Saxena Amit, Sorrento Cristina, Izmirly Peter, Sullivan Janine, Gamez-Perez Monica, Law Jammie, Belmont Howard Michael, Buyon Jill P
Department of Medicine, Dvision of Rheumatology, NYU Grossman School of Medicine, New York City, New York, USA
Department of Medicine, Dvision of Rheumatology, NYU Grossman School of Medicine, New York City, New York, USA.
Lupus Sci Med. 2025 Jan 6;12(1):e001351. doi: 10.1136/lupus-2024-001351.
Traditional initial treatment regimens for lupus nephritis (LN) used oral glucocorticoids (GC) in starting doses up to 1.0 mg/kg/day prednisone equivalent with or without a preceding intravenous methylprednisolone pulse. More recent management guidelines recommend lower starting oral GC doses following intravenous pulse therapy. As there have been no large studies directly comparing patients receiving low versus high initial oral GC doses, this pooled analysis of high-quality randomised controlled trials (RCTs) aims to evaluate differences in efficacy and safety.
Published data were analysed from RCTs that assessed variable GC doses in the standard of care (SOC) treatment arms. Patients receiving starting prednisone doses up to 0.5 mg/kg/day (low dose) were compared with 1.0 mg/kg/day (high dose). Complete renal response requiring urine protein-creatinine ratio <0.5 mg/mg (CRR 0.5), CRR or partial renal response (PRR), serious adverse events (SAE) and SAE due to infections at 12 months of treatment were compared between groups.

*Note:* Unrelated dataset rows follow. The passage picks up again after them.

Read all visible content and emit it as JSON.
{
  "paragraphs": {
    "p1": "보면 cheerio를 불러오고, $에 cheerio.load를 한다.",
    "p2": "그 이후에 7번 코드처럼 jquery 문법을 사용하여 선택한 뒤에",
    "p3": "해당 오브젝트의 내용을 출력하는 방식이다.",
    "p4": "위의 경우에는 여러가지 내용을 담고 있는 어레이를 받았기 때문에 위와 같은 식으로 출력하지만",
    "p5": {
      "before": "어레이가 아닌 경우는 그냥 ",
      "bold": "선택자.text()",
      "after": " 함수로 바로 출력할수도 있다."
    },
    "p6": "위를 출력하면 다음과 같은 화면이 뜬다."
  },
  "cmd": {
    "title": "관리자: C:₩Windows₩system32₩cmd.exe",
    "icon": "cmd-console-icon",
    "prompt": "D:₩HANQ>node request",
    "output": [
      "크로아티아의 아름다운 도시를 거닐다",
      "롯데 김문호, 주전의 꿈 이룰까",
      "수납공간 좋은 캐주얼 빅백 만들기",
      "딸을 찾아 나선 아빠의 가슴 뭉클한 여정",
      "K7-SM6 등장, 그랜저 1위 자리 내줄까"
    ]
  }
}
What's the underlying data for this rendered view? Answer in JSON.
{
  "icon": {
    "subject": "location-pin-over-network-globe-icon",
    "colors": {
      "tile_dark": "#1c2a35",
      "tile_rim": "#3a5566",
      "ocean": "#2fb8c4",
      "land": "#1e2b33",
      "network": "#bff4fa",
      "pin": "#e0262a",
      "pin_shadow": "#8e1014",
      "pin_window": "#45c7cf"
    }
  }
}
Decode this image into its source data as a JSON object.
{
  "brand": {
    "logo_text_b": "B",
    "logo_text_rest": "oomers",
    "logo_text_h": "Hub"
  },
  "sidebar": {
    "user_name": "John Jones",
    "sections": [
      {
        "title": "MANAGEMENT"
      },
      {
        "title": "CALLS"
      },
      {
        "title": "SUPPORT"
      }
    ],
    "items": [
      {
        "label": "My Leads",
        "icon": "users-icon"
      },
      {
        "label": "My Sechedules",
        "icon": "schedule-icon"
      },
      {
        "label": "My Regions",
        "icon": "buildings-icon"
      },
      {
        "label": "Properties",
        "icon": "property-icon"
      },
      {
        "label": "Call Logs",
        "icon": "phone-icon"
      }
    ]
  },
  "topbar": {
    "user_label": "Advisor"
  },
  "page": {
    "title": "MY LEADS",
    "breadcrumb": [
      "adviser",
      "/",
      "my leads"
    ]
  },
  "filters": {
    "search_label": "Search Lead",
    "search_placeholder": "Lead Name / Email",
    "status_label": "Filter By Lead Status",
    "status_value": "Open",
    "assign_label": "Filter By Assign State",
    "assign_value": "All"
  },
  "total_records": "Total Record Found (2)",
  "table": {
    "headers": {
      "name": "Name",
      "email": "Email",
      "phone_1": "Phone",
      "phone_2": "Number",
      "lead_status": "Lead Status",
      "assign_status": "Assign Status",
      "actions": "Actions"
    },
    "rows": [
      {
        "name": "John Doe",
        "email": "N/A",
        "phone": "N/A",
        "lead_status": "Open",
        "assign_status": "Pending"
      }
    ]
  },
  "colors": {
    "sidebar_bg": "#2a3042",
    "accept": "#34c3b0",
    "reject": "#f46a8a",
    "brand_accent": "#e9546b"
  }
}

417 patients from SOC arms of five studies were exposed to low-dose initial GC after intravenous pulse, while 521 patients from four studies were treated with high-dose oral GC. In patients with low-dose oral GC, 25.2% achieved CRR 0.5 at 12 months compared with 27.2% in high-dose groups, p=0.54. CRR or PRR was attained in 48.7% low-dose vs 43.6% high-dose patients, p=0.14. SAEs and infection SAEs were less common in the low-dose GC group (19.4% vs 31.6%, p<0.001 and 9.8% vs 16.5%, p=0.012, respectively).
Based on pooled RCT data, there was no significant difference in 12-month renal responses between patients receiving low-dose prednisone following intravenous GC compared with those receiving initial high doses. SAEs were less frequent in patients receiving low-dose initial GC. These findings support the use of lower oral GC doses in LN treatment.
狼疮性肾炎(LN)的传统初始治疗方案使用口服糖皮质激素(GC),起始剂量高达相当于每日1.0mg/kg的泼尼松,可联合或不联合前期静脉注射甲泼尼龙冲击治疗。最近的管理指南建议在静脉冲击治疗后降低口服GC的起始剂量。由于尚无大型研究直接比较接受低剂量与高剂量初始口服GC的患者,因此这项高质量随机对照试验(RCT)的汇总分析旨在评估疗效和安全性的差异。
分析已发表的RCT数据,这些试验评估了标准治疗(SOC)治疗组中不同的GC剂量。将接受起始泼尼松剂量高达每日0.5mg/kg(低剂量)的患者与每日1.0mg/kg(高剂量)的患者进行比较。比较两组在治疗12个月时达到尿蛋白-肌酐比值<0.5mg/mg的完全肾缓解(CRR 0.5)情况、CRR或部分肾缓解(PRR)情况、严重不良事件(SAE)以及因感染导致的SAE。
五项研究的SOC组中有417例患者在静脉冲击后接受低剂量初始GC治疗,而四项研究中有521例患者接受高剂量口服GC治疗。低剂量口服GC组中,25.2%的患者在12个月时达到CRR 0.5,高剂量组为27.2%,p=0.54。低剂量组48.7%的患者达到CRR或PRR,高剂量组为43.6%,p=0.14。SAE和感染性SAE在低剂量GC组中较少见(分别为19.4%对31.6%,p<0.001;9.8%对16.5%,p=0.012)。
基于汇总的RCT数据,与接受初始高剂量GC的患者相比,静脉注射GC后接受低剂量泼尼松治疗的患者在12个月时的肾脏反应无显著差异。接受低剂量初始GC治疗的患者SAE发生率较低。这些发现支持在LN治疗中使用较低剂量的口服GC。